Saturday, December 12th.  I had received an email a week or two before, requesting a family meeting.  The topic of the meeting you ask?  "Something important".  Don't ask me how, but I knew the topic instantly - I have moments of being psychic.  I told my friend Stephanie at the gym that morning that I was pretty sure they were having a fat intervention later that day.  I was right. 

With my family sitting across from me (or at least it felt that way) - - the meeting began.  Wendy was the lucky one who got to speak first.  She was apparently greeted with an eye roll, head shake and a look at the ceiling from me.  I am certain that will shock those that know me well -  I am usually so calm, and cool as a cucumber.  And really - who doesn't love hearing that they have a problem that is so pronounced, that everyone fears they may die instantly.  It is delightful.  But as pleasant as it was for me, I can only imagine it was even more fun for my parents and sisters.  I am certain there were many super fun meetings and conversations about this prior to the actual FI, because I know the intervention itself had it's fair share of tears. 

Wendy had been kind enough to compile some information on some possible "fat camps" - and forwarded that to me.  After lots of researching and thought - and some input from a friend - I settled on Duke Diet & Fitness Center in Durham, NC.  I have a link to their website on the right side of this blog, for those that want to see where I will be going.  I check in February 21st, and am done March 20th or 21st.

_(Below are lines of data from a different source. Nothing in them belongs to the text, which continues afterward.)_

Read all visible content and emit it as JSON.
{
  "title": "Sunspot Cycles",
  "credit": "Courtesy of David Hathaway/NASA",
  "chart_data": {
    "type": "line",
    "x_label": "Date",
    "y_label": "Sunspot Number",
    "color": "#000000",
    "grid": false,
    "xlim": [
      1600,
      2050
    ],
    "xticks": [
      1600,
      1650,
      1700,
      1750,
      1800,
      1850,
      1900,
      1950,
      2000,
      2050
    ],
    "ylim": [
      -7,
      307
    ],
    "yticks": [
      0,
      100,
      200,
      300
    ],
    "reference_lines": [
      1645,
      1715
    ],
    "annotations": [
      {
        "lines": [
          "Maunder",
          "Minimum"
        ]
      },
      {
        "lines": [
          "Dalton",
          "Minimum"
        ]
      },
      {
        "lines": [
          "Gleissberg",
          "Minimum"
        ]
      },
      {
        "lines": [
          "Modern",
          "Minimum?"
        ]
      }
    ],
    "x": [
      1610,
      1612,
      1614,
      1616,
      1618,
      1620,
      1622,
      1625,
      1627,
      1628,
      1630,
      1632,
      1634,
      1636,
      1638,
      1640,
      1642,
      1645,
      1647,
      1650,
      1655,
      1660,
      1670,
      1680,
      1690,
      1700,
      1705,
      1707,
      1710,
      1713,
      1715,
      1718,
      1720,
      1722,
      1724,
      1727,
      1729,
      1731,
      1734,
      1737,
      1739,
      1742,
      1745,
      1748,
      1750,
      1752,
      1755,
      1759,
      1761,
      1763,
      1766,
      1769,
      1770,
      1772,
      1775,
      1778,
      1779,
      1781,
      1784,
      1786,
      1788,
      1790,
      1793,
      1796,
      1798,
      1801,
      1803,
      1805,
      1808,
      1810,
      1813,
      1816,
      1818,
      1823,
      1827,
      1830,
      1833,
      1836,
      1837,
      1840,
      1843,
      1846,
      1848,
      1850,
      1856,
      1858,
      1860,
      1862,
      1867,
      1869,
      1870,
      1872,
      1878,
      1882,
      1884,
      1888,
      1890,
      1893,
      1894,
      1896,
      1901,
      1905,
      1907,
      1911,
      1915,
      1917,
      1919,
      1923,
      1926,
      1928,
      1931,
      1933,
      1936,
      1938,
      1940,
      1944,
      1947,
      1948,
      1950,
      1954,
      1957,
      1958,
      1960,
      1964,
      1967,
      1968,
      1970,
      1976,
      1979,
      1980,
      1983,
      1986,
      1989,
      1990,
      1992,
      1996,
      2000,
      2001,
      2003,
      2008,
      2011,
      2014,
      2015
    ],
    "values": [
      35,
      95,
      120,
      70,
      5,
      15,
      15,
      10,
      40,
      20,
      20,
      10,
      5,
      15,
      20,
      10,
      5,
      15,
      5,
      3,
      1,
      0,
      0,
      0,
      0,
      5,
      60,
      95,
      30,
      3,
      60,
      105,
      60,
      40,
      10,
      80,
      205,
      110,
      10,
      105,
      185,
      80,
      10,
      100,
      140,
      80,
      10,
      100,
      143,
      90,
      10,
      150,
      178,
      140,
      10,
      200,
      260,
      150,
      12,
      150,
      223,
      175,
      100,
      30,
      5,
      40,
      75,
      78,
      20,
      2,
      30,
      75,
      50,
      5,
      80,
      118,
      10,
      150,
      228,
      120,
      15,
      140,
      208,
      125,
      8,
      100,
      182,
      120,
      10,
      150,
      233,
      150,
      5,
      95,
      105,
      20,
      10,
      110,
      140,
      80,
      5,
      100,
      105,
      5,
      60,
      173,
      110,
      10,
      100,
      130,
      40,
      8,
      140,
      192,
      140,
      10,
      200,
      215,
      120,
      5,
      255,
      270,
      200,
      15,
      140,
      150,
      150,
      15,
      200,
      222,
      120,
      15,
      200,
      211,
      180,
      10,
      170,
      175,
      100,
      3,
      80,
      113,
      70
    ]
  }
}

Despite the embarrassment of the FI (referred to as "a love intervention" by my mother) and the subsequent mortification of letting everyone know where I was going - I feel really lucky.  Who gets to go work on a personal issue for 4 weeks?  I am excited to get this show on the road.  I am eternally grateful to my family for this opportunity - although my sense of humor may not always allow me to make it sound that way. =)  I love all of you, and appreciate this more than I will ever be able to properly show you.